The composition features several tall trees in the foreground, to the left hand side as we look at it. They fill the vertical balance of the artwork, allowing a sense of perspective. All significant detail is then placed on the right of them, essentially making them the framing tools of this piece. Bruegel did this regularly, but would only have do so on one side or the other, never on both. You will see the same in some of his prints which derived from engraved artworks which made use of the skills of some of his colleagues in the Netherlands and Belgium. A further tree is placed directly in the centre of the drawing, though with light adorned upon it. Further back the land falls away to allow the piece to breathe, with a small collection of buildings and a more sparse selection of trees and shrubs.

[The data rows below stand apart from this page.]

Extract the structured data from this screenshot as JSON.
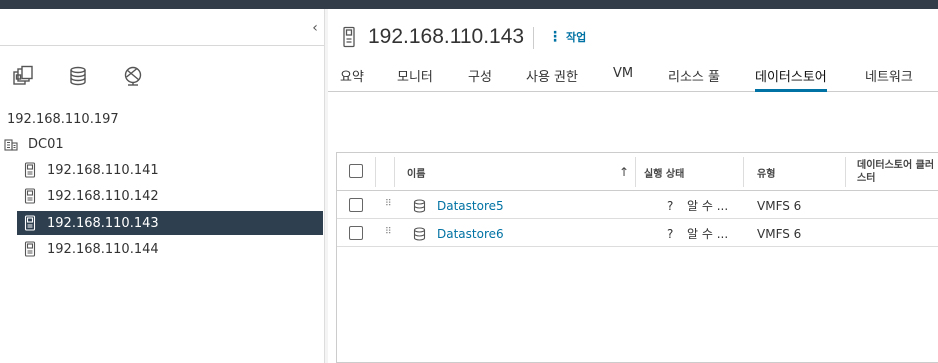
{
  "sidebar": {
    "collapse_glyph": "‹",
    "nav_icons": [
      "hosts-clusters-icon",
      "storage-icon",
      "network-icon"
    ],
    "tree": [
      {
        "label": "192.168.110.197",
        "icon": "vcenter"
      },
      {
        "label": "DC01",
        "icon": "datacenter-icon"
      },
      {
        "label": "192.168.110.141",
        "icon": "host-icon"
      },
      {
        "label": "192.168.110.142",
        "icon": "host-icon"
      },
      {
        "label": "192.168.110.143",
        "icon": "host-icon",
        "selected": true
      },
      {
        "label": "192.168.110.144",
        "icon": "host-icon"
      }
    ]
  },
  "header": {
    "title": "192.168.110.143",
    "actions_label": "작업",
    "actions_glyph": "⋮"
  },
  "tabs": [
    {
      "label": "요약"
    },
    {
      "label": "모니터"
    },
    {
      "label": "구성"
    },
    {
      "label": "사용 권한"
    },
    {
      "label": "VM"
    },
    {
      "label": "리소스 풀"
    },
    {
      "label": "데이터스토어",
      "active": true
    },
    {
      "label": "네트워크"
    }
  ],
  "grid": {
    "columns": {
      "name": "이름",
      "sort_glyph": "↑",
      "status": "실행 상태",
      "type": "유형",
      "cluster": "데이터스토어 클러스터"
    },
    "rows": [
      {
        "name": "Datastore5",
        "status_glyph": "?",
        "status": "알 수 ...",
        "type": "VMFS 6",
        "cluster": ""
      },
      {
        "name": "Datastore6",
        "status_glyph": "?",
        "status": "알 수 ...",
        "type": "VMFS 6",
        "cluster": ""
      }
    ],
    "drag_glyph": "⠿"
  },
  "colors": {
    "topbar": "#313c48",
    "selected_row": "#2e3f4f",
    "link": "#0072a3"
  }
}
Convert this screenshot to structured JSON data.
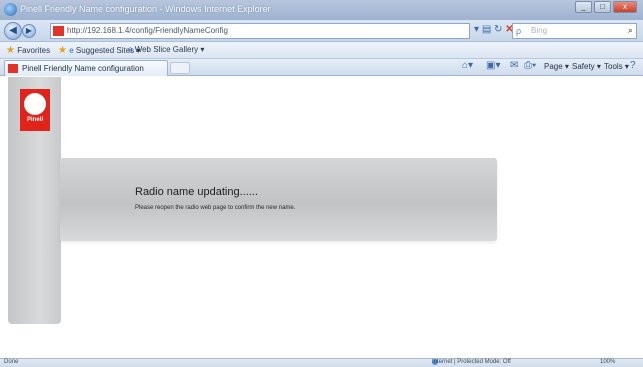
{
  "window": {
    "title": "Pinell Friendly Name configuration - Windows Internet Explorer",
    "controls": [
      "_",
      "□",
      "x"
    ]
  },
  "address_bar": {
    "url": "http://192.168.1.4/config/FriendlyNameConfig",
    "search_placeholder": "Bing"
  },
  "favorites_bar": {
    "favorites_label": "Favorites",
    "suggested_sites_label": "Suggested Sites ▾",
    "web_slice_gallery_label": "Web Slice Gallery ▾"
  },
  "tab": {
    "label": "Pinell Friendly Name configuration"
  },
  "command_bar": {
    "page_label": "Page ▾",
    "safety_label": "Safety ▾",
    "tools_label": "Tools ▾"
  },
  "page": {
    "logo_text": "Pinell",
    "heading": "Radio name updating......",
    "message": "Please reopen the radio web page to confirm the new name."
  },
  "status_bar": {
    "left": "Done",
    "zone": "Internet | Protected Mode: Off",
    "zoom": "100%"
  },
  "colors": {
    "brand_red": "#e2231a",
    "panel_gray": "#c8c9cb"
  }
}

This piece is now owned by Harvard Art Museums in the United States. They possess a large amount of classical art alongside a good amount of antiquities from all across the world with which students and the public alike can learn from the rich history of art. Many of these items will actually help us to learn more about particular civilisations as well, making them much more than just pretty things to look at when we have a spare moment. The institution is well backed and able to continue to grow this impressive collection which holds something for pretty much every taste. In terms of specific paintings related to European art, you might like to locate the likes of Red Boats, Argenteuil by Claude Monet, Self-Portrait Dedicated to Paul Gauguin by Vincent van Gogh and The Rehearsal by Edgar Degas when visiting this series of buildings and departments.